00000001 << 7 = 0000000100000000000000Calculate the value val:
val |= 0000000100000000000000
0000000010001111011101
|
0000000100000000000000
----------------------
0000000110001111011101By the end of the second iteration, the value val = uint32(25565).
Why is this iteration the last, because the expression sec&continueBit = 0
00000001 - sec
&
10000000 - continueBit
--------
00000000Implementation for VarLong
As I mentioned earlier, the implementation for this type is almost the same:
// ReadFrom ...
func (v *VarLong) ReadFrom(r io.Reader) (n int64, err error) {
var val uint64
for sec := continueBit; sec&continueBit != 0; n++ {
if n > VarLongMaxLen {
return 0, ErrTooBig
}
sec, err = readByte(r)
if err != nil {
return 0, errors.Wrap(err, "failed to read a byte")
}
val |= uint64(sec&segmentBits) << uint64(7*n)
}
*v = VarLong(val)
return n, nil
}Negative numbers
How are negative numbers obtained? It is quite problematic to paint such a bulky piece, but briefly using the example of a number -1:
in the last iteration it turns out 11111111 11111111 11111111 11111111 . This number is in binary and in the format uint32 = 4294967295 . Next, we already cast to the desired type int32as a result we get the number -one.
Unit tests
Where without them, we will cover only those places that are of interest to us, namely, we will miss the cases of returning errors. Test cases were taken from the examples described in documentation.
package packet
import (
"bytes"
"github.com/stretchr/testify/assert"
"strconv"
"testing"
)
func TestVarInt_ReadFrom(t *testing.T) {
a := assert.New
type testCase struct {
Bytes []byte
Expected VarInt
}
testCases := []testCase{
{
Bytes: []byte{0x00},
Expected: 0,
},
{
Bytes: []byte{0x01},
Expected: 1,
},
{
Bytes: []byte{0x10},
Expected: 16,
},
{
Bytes: []byte{0x7f},
Expected: 127,
},
{
Bytes: []byte{0xac, 0x02},
Expected: 300,
},
{
Bytes: []byte{0xdd, 0xc7, 0x01},
Expected: 25565,
},
{
Bytes: []byte{0xff, 0xff, 0xff, 0xff, 0x07},
Expected: 2147483647,
},
{
Bytes: []byte{0x80, 0x80, 0x80, 0x80, 0x08},
Expected: -2147483648,
},
{
Bytes: []byte{0xff, 0xff, 0xff, 0xff, 0x0f},
Expected: -1,
},
}
for _, tc := range testCases {
t.Run(strconv.FormatInt(int64(tc.Expected), 10), func(t *testing.T) {
var varInt VarInt
n, err := varInt.ReadFrom(bytes.NewReader(tc.Bytes))

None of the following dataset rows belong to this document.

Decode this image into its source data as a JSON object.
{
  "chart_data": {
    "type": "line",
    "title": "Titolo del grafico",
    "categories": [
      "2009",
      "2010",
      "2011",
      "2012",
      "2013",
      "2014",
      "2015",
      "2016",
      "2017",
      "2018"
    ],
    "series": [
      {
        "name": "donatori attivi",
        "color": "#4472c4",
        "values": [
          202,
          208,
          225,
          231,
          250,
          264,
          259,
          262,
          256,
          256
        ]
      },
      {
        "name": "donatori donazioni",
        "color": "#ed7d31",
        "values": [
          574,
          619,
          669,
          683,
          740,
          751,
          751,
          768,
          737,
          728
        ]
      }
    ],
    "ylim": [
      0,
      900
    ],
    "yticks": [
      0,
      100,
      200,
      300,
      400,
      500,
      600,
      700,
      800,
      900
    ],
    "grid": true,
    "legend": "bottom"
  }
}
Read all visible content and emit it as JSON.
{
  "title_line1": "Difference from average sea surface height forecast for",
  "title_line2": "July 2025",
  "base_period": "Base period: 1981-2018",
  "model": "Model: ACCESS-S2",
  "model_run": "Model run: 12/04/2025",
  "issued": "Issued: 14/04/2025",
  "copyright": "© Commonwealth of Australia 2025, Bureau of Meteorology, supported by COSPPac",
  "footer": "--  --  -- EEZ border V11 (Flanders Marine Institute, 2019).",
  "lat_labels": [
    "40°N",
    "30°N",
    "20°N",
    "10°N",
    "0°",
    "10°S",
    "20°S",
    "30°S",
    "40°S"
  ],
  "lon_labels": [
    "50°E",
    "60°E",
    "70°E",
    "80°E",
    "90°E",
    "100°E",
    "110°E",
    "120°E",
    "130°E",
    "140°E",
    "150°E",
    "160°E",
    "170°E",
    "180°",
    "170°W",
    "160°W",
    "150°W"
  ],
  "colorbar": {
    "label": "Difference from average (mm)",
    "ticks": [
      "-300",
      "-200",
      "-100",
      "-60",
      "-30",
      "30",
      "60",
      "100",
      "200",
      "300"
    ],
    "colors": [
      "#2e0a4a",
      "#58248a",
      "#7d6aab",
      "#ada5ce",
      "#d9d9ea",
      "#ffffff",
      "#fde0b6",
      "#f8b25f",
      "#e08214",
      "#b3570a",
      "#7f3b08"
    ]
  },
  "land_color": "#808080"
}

// No error should be here.
a.NoError(err)
// Length of the VarInt must be equal to the bytes size.
a.EqualValues(len(tc.Bytes), n)
// Asserting to the expected VarInt value.
a.EqualValues(tc.Expected, varInt)
})
}
}
func TestVarLong_ReadFrom(t *testing.T) {
a := assert.New
type testCase struct {
Bytes []byte
Expected VarLong
}
testCases := []testCase{
{
Bytes: []byte{0x00},
Expected: 0,
},
{
Bytes: []byte{0x01},
Expected: 1,
},
{
Bytes: []byte{0x10},
Expected: 16,
},
{
Bytes: []byte{0x7f},
Expected: 127,
},
{
Bytes: []byte{0xac, 0x02},
Expected: 300,
},
{
Bytes: []byte{0xdd, 0xc7, 0x01},
Expected: 25565,
},
{
Bytes: []byte{0xff, 0xff, 0xff, 0xff, 0x07},
Expected: 2147483647,
},
{
Bytes: []byte{0x80, 0x80, 0x80, 0x80, 0xf8, 0xff, 0xff, 0xff, 0xff, 0x01},
Expected: -2147483648,
},
{
Bytes: []byte{0xff, 0xff, 0xff, 0xff, 0xff, 0xff, 0xff, 0xff, 0xff, 0x01},
Expected: -1,
},
{
Bytes: []byte{0xff, 0xff, 0xff, 0xff, 0xff, 0xff, 0xff, 0xff, 0x7f},
Expected: 9223372036854775807,
},
{
Bytes: []byte{0x80, 0x80, 0x80, 0x80, 0x80, 0x80, 0x80, 0x80, 0x80, 0x01},
Expected: -9223372036854775808,
},
}
for _, tc := range testCases {
t.Run(strconv.FormatInt(int64(tc.Expected), 10), func(t *testing.T) {
var varLong VarLong
n, err := varLong.ReadFrom(bytes.NewReader(tc.Bytes))
// No error should be here.
a.NoError(err)
// Length of the VarInt must be equal to the bytes size.
a.EqualValues(len(tc.Bytes), n)
// Asserting to the expected VarInt value.
a.EqualValues(tc.Expected, varLong)
})
}
}
Conclusion
This article turned out to be quite long and perhaps difficult to understand, but I tried to state everything in as much detail as possible. Thinking about writing second part about two types of data, in which I will analyze in detail how VarInt and VarLong converted back to a sequence of bytes. They will be very happy to read your opinion, answer your questions in the comments!